Both Murphy and Scottish Conservative leader Ruth Davidson have called for the restrictions at football games to be lifted; first minister Nicola Sturgeon, however, has reportedly said she is “far from convinced”.
Should the Scottish Government lift the controls, it would fall to licensing boards to determine any applications from football clubs.
SLTA chief executive Paul Waterson said he is against the restrictions being removed. “I don’t think there’s anyone saying they’re not going to the football because they can’t have a pint,” he said.
“There are a lot of well-run pubs near football grounds that would lose out. If the government did allow it, it would then go to boards and you would have a situation where some boards would allow it and others wouldn’t. It brings the overprovision argument into focus.”
Glasgow operator Donald MacLeod said: “Given the frailty of the licensed trade at the moment, bringing drinking back into football and turning stadiums into super-pubs is just another nail in the coffin.”
Edinburgh licensing board convener Eric Milligan said: “I agree that people should be able to buy alcohol at football grounds.”

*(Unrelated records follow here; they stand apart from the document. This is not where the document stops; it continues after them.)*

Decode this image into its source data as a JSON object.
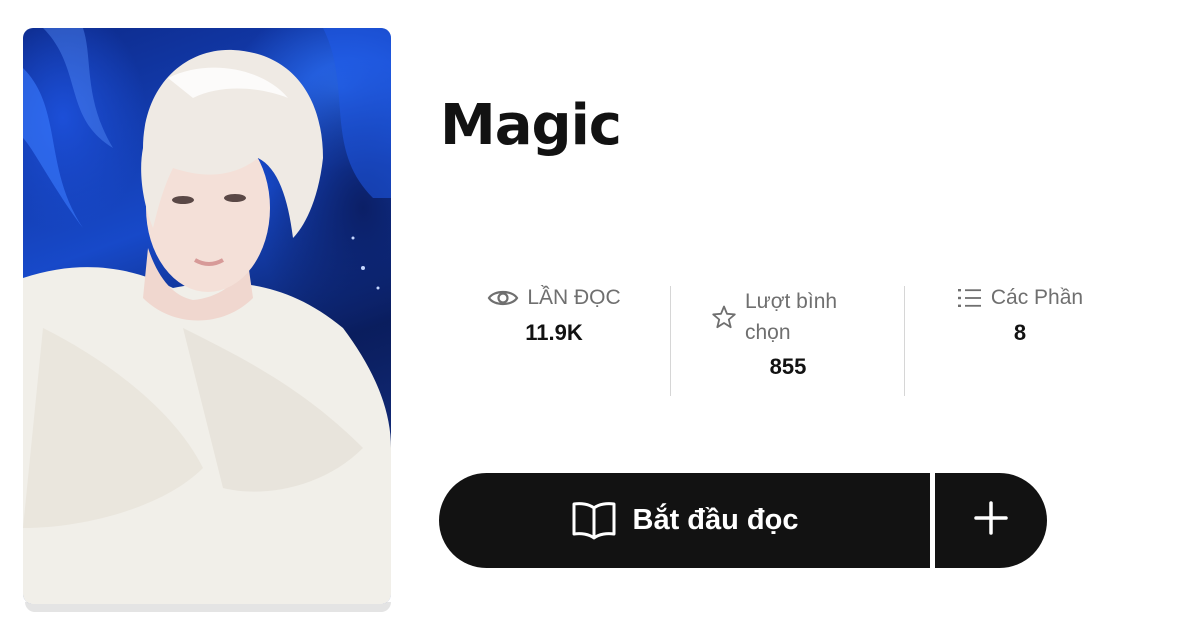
{
  "story": {
    "title": "Magic"
  },
  "stats": {
    "reads": {
      "label": "LẦN ĐỌC",
      "value": "11.9K",
      "icon": "eye-icon"
    },
    "votes": {
      "label": "Lượt bình chọn",
      "value": "855",
      "icon": "star-icon"
    },
    "parts": {
      "label": "Các Phần",
      "value": "8",
      "icon": "list-icon"
    }
  },
  "actions": {
    "start_reading_label": "Bắt đầu đọc",
    "start_reading_icon": "book-open-icon",
    "add_icon": "plus-icon"
  },
  "colors": {
    "button_bg": "#121212",
    "muted_text": "#6f6f6f",
    "divider": "#d6d6d6"
  }
}
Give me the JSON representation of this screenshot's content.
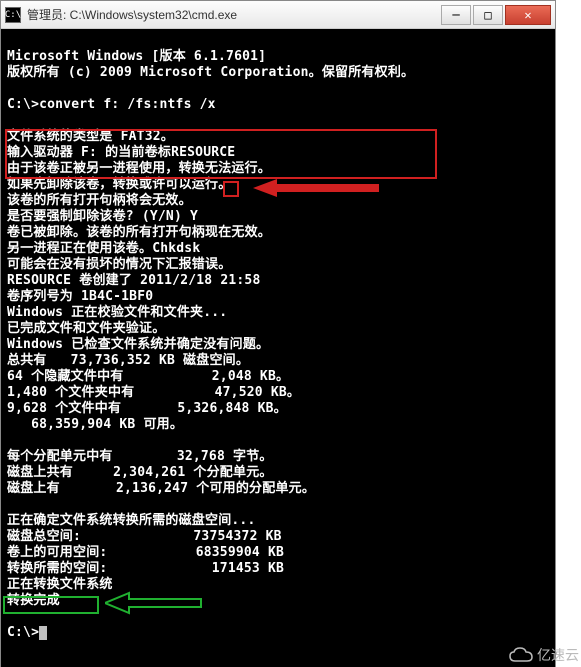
{
  "window": {
    "title": "管理员: C:\\Windows\\system32\\cmd.exe",
    "minimize": "─",
    "maximize": "□",
    "close": "✕"
  },
  "console": {
    "header1": "Microsoft Windows [版本 6.1.7601]",
    "header2": "版权所有 (c) 2009 Microsoft Corporation。保留所有权利。",
    "prompt1": "C:\\>convert f: /fs:ntfs /x",
    "fs_type": "文件系统的类型是 FAT32。",
    "enter_label": "输入驱动器 F: 的当前卷标RESOURCE",
    "red1": "由于该卷正被另一进程使用，转换无法运行。",
    "red2": "如果先卸除该卷，转换或许可以运行。",
    "red3": "该卷的所有打开句柄将会无效。",
    "force": "是否要强制卸除该卷? (Y/N) Y",
    "dismounted": "卷已被卸除。该卷的所有打开句柄现在无效。",
    "another": "另一进程正在使用该卷。Chkdsk",
    "maybe_err": "可能会在没有损坏的情况下汇报错误。",
    "created": "RESOURCE 卷创建了 2011/2/18 21:58",
    "serial": "卷序列号为 1B4C-1BF0",
    "verify_ff": "Windows 正在校验文件和文件夹...",
    "verify_done": "已完成文件和文件夹验证。",
    "chk_ok": "Windows 已检查文件系统并确定没有问题。",
    "total_kb": "总共有   73,736,352 KB 磁盘空间。",
    "hidden": "64 个隐藏文件中有           2,048 KB。",
    "folders": "1,480 个文件夹中有          47,520 KB。",
    "files": "9,628 个文件中有       5,326,848 KB。",
    "avail1": "   68,359,904 KB 可用。",
    "alloc": "每个分配单元中有        32,768 字节。",
    "disk_alloc": "磁盘上共有     2,304,261 个分配单元。",
    "disk_free": "磁盘上有       2,136,247 个可用的分配单元。",
    "determining": "正在确定文件系统转换所需的磁盘空间...",
    "total_space": "磁盘总空间:              73754372 KB",
    "free_space": "卷上的可用空间:           68359904 KB",
    "need_space": "转换所需的空间:             171453 KB",
    "converting": "正在转换文件系统",
    "done": "转换完成",
    "prompt2": "C:\\>"
  },
  "watermark": {
    "text": "亿速云"
  }
}
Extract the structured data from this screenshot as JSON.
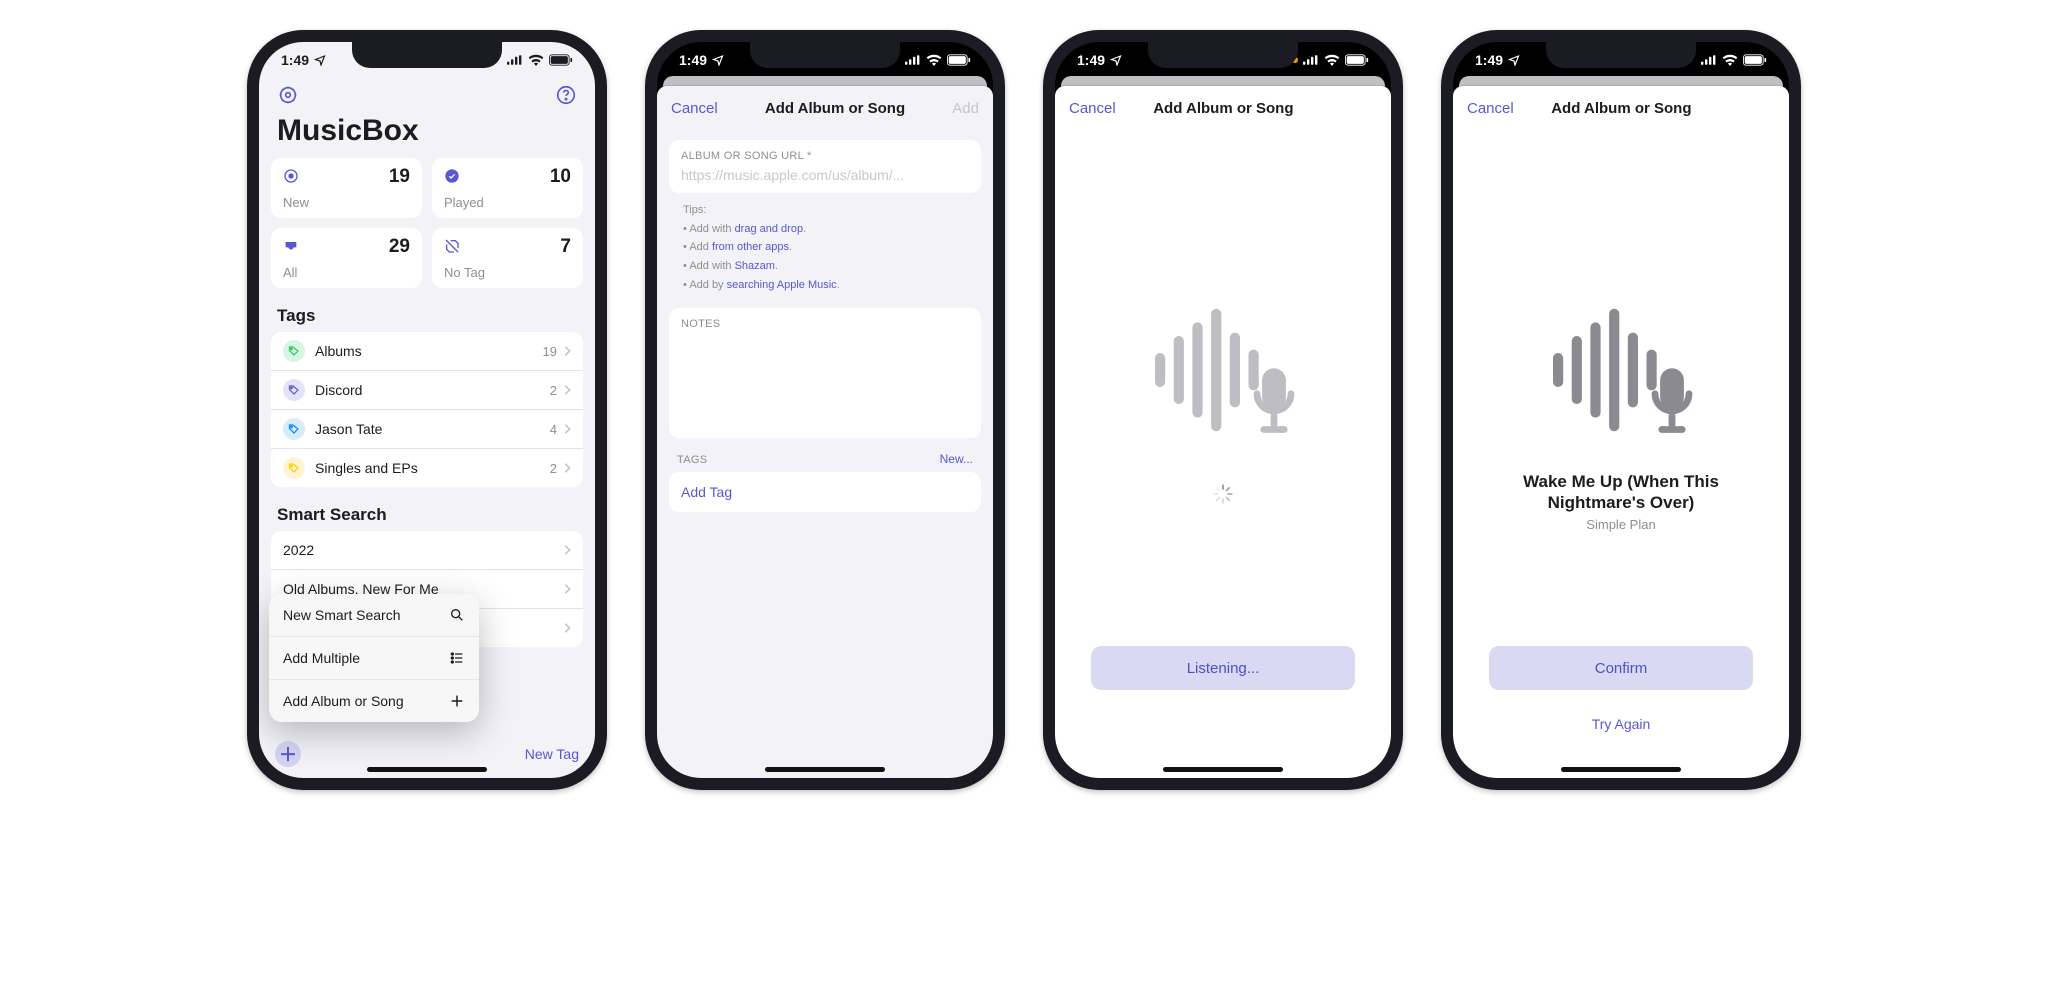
{
  "status": {
    "time": "1:49"
  },
  "screen1": {
    "app": "MusicBox",
    "cards": [
      {
        "label": "New",
        "count": "19"
      },
      {
        "label": "Played",
        "count": "10"
      },
      {
        "label": "All",
        "count": "29"
      },
      {
        "label": "No Tag",
        "count": "7"
      }
    ],
    "tags_header": "Tags",
    "tags": [
      {
        "name": "Albums",
        "count": "19"
      },
      {
        "name": "Discord",
        "count": "2"
      },
      {
        "name": "Jason Tate",
        "count": "4"
      },
      {
        "name": "Singles and EPs",
        "count": "2"
      }
    ],
    "smart_header": "Smart Search",
    "smart": [
      "2022",
      "Old Albums, New For Me",
      ""
    ],
    "menu": {
      "new_smart": "New Smart Search",
      "add_multiple": "Add Multiple",
      "add_album": "Add Album or Song"
    },
    "toolbar": {
      "new_tag": "New Tag"
    }
  },
  "screen2": {
    "cancel": "Cancel",
    "title": "Add Album or Song",
    "add": "Add",
    "url_label": "ALBUM OR SONG URL *",
    "url_placeholder": "https://music.apple.com/us/album/...",
    "tips": {
      "title": "Tips:",
      "l1a": "Add with ",
      "l1b": "drag and drop",
      "l1c": ".",
      "l2a": "Add ",
      "l2b": "from other apps",
      "l2c": ".",
      "l3a": "Add with ",
      "l3b": "Shazam",
      "l3c": ".",
      "l4a": "Add by ",
      "l4b": "searching Apple Music",
      "l4c": "."
    },
    "notes_label": "NOTES",
    "tags_label": "TAGS",
    "tags_new": "New...",
    "add_tag": "Add Tag"
  },
  "screen3": {
    "cancel": "Cancel",
    "title": "Add Album or Song",
    "listening": "Listening..."
  },
  "screen4": {
    "cancel": "Cancel",
    "title": "Add Album or Song",
    "song": "Wake Me Up (When This Nightmare's Over)",
    "artist": "Simple Plan",
    "confirm": "Confirm",
    "try_again": "Try Again"
  }
}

A spokesman for Glasgow board said should the law change “any application in relation to football stadiums will be looked at on its own individual merits and with full regard to the licensing objectives”.
A Scottish Government spokesman said: “The vast majority of football fans in Scotland are well behaved, and a credit to their clubs, but the current policy on alcohol at football grounds was introduced for good reasons, and the view of the police is that it should remain in place.”